During his career, Chamberlain worked for a number of publications such as Pencil Points, and published widely on subjects he encountered during his travels. He also wrote and/or illustrated nearly 100 books of architecture and interiors. Chamberlain taught graphic arts at MIT from 1934 until World War II. In 1942, he enlisted in the Army Air Force. He was shipped to Egypt, then to Tunisia and Italy. He was a reconnaissance photographer.
“Hitler Lines”, photograph by Samuel Chamberlain, undated (1940s)
Throughout the 1940s and 1950s Chamberlain broadened his focus to include cookbooks and fashion illustrations. The Chamberlains’ love for Europe would lead to the publication of engaging travel books on France, Italy, and England. The couple became experts in matters of gastronomy, and wrote many other books and articles related to the subject. Chamberlain invented the week-by-week photographic engagement calendar in 1940.
During his lifetime Chamberlain was widely respected for his work as a printmaker, artist, photographer, and writer. He was a member of the esteemed National Academy of Design, the American Institute of Architects, and other prestigious societies in America and Europe. He received many awards and was a founding member of the Marblehead Arts Association. He died in Marblehead in 1975.

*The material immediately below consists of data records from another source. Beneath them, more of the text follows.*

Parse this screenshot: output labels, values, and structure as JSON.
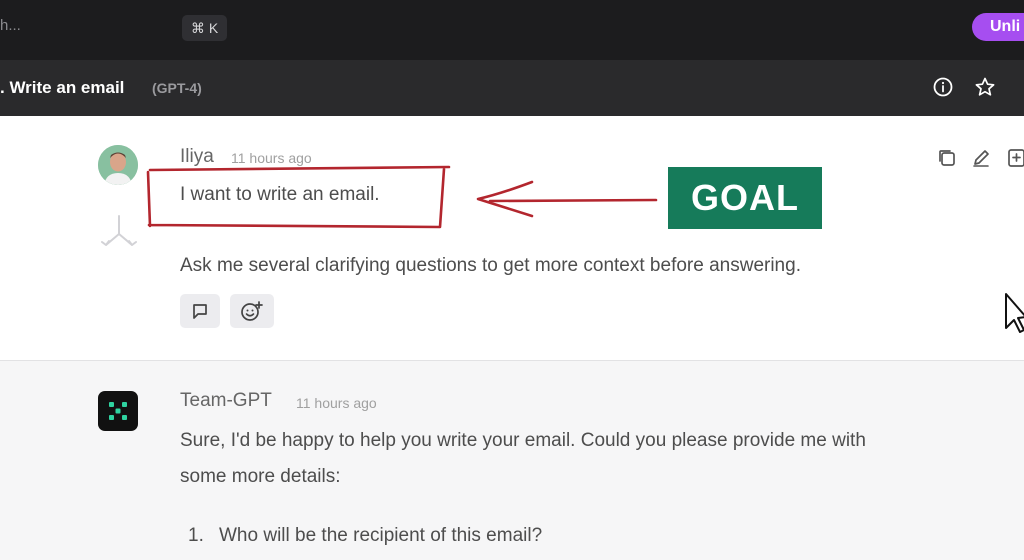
{
  "topbar": {
    "search_text": "h...",
    "shortcut": "⌘ K",
    "upgrade_label": "Unli"
  },
  "chat": {
    "title": ". Write an email",
    "model": "(GPT-4)"
  },
  "user_message": {
    "author": "Iliya",
    "time": "11 hours ago",
    "line1": "I want to write an email.",
    "line2": "Ask me several clarifying questions to get more context before answering."
  },
  "annotation": {
    "goal_label": "GOAL",
    "colors": {
      "box": "#b3262e",
      "goal_bg": "#167b5a"
    }
  },
  "assistant_message": {
    "author": "Team-GPT",
    "time": "11 hours ago",
    "line1": "Sure, I'd be happy to help you write your email. Could you please provide me with",
    "line2": "some more details:",
    "list": [
      {
        "num": "1.",
        "text": "Who will be the recipient of this email?"
      }
    ]
  },
  "icons": [
    "info-icon",
    "star-icon",
    "copy-icon",
    "edit-icon",
    "bookmark-add-icon",
    "branch-icon",
    "comment-icon",
    "add-reaction-icon",
    "mouse-cursor-icon",
    "team-gpt-logo-icon"
  ],
  "colors": {
    "accent": "#a64ef0",
    "topbar": "#1c1c1e",
    "titlebar": "#2a2a2c"
  }
}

What I love about this collection is its depth. Chamberlain’s daughters had no children, so his wife donated the entire contents of his studio to the Phillips Library. We have 76 boxes of material including his mother’s diary when she was pregnant with him, personal and business correspondence from 1895 to 1989, a large amount of research material on France and England, his photographic negatives, many photographic prints, many of his published books, and 57 engagement calendars. The American Decorative Arts department of the museum owns several of his copper printing plates, sketches, prints, etchings, watercolors, and a drawing.